In phantom studies (controlled experiments using artificial stones of known size), manual measurements overestimated high-density stones by roughly 1.9 to 2.4 millimeters depending on the display settings used. Using a bone-window display setting or automated measurement software improves accuracy. For practical purposes, this means a stone that measures 4 mm on your CT report might actually be closer to 3 mm, which is reassuring if you’re hoping it will pass without treatment.

Radiation Dose and Low-Dose Protocols

A standard kidney stone CT delivers roughly 1.5 to 3 millisieverts of radiation, which is relatively modest compared to a full abdominal CT with contrast (typically 8 to 10 mSv). Many centers now use low-dose or ultra-low-dose protocols that cut exposure to around 0.5 mSv, comparable to a plain X-ray, while still detecting stones larger than 2 mm with sensitivity above 97%.

This is especially relevant if you’ve had recurrent stones and need repeat imaging over time. For pregnant patients, ultrasound is recommended first to avoid radiation exposure entirely, with non-contrast MRI as a backup if more detail is needed.

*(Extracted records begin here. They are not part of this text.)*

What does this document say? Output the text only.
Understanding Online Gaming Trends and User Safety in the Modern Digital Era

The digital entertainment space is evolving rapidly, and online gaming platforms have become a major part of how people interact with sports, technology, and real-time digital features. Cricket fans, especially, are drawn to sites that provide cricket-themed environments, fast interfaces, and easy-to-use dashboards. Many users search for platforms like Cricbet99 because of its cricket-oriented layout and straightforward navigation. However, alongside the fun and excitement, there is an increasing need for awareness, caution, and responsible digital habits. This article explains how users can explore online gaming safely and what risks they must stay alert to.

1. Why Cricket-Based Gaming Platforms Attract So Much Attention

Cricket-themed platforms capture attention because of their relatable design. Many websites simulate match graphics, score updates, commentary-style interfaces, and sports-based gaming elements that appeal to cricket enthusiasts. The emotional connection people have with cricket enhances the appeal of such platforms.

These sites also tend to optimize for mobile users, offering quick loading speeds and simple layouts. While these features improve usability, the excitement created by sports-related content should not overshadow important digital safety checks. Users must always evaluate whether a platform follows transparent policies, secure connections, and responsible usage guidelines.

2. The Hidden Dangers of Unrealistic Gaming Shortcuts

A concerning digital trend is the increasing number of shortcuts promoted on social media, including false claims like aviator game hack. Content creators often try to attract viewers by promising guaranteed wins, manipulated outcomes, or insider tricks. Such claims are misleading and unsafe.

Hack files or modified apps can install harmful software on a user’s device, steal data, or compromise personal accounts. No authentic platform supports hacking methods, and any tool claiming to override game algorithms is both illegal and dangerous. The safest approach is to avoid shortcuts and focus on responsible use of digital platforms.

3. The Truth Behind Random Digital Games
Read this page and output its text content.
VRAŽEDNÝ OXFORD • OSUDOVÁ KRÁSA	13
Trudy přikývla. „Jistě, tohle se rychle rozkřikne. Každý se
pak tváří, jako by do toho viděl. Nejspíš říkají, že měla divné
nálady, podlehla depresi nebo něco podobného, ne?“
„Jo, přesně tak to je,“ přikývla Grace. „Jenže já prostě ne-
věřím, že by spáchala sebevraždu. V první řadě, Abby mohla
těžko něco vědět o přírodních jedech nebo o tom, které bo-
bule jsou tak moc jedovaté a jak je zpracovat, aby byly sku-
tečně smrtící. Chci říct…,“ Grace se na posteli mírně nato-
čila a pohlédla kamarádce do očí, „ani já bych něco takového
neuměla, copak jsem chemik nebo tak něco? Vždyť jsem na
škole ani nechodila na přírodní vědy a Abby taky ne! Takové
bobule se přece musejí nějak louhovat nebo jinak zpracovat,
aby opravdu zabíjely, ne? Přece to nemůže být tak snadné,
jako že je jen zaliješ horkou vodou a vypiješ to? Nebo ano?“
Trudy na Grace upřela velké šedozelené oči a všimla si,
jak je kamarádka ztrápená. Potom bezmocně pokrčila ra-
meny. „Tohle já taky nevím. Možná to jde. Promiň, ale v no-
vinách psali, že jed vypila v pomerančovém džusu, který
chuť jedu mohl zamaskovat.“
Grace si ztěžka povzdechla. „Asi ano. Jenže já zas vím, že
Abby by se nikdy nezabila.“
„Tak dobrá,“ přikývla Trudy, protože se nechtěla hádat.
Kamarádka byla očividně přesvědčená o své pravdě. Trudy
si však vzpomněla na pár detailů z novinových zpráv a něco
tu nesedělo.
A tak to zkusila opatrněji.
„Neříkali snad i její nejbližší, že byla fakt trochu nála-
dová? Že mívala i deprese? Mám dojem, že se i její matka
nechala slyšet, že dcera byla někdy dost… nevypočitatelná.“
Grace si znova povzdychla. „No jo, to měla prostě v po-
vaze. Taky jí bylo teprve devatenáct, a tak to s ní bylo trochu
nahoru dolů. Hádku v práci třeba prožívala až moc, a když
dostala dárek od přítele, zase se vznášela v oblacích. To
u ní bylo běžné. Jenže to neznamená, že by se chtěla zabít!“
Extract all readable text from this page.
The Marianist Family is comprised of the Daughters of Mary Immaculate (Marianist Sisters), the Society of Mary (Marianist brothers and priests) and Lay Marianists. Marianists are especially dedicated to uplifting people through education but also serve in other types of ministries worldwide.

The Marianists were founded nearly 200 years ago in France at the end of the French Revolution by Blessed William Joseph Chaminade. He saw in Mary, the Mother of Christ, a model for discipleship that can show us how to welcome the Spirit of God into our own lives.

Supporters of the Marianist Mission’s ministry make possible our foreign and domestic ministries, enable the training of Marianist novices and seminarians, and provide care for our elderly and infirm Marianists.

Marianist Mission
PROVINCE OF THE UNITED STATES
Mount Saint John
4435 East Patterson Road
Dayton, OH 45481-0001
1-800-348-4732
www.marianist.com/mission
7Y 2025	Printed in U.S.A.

What to Expect During the Scan

A non-contrast CT for kidney stones is one of the simplest scans you can have. There is no dye injection, no fasting requirement, and no need to stop your regular medications. You can eat and drink normally beforehand. You’ll lie on a table that slides through the scanner, hold your breath for a few seconds when prompted, and the imaging itself is usually finished in under five minutes. Results are often available within an hour in emergency settings, which is one reason CT is the go-to test when someone arrives with sudden, severe flank pain.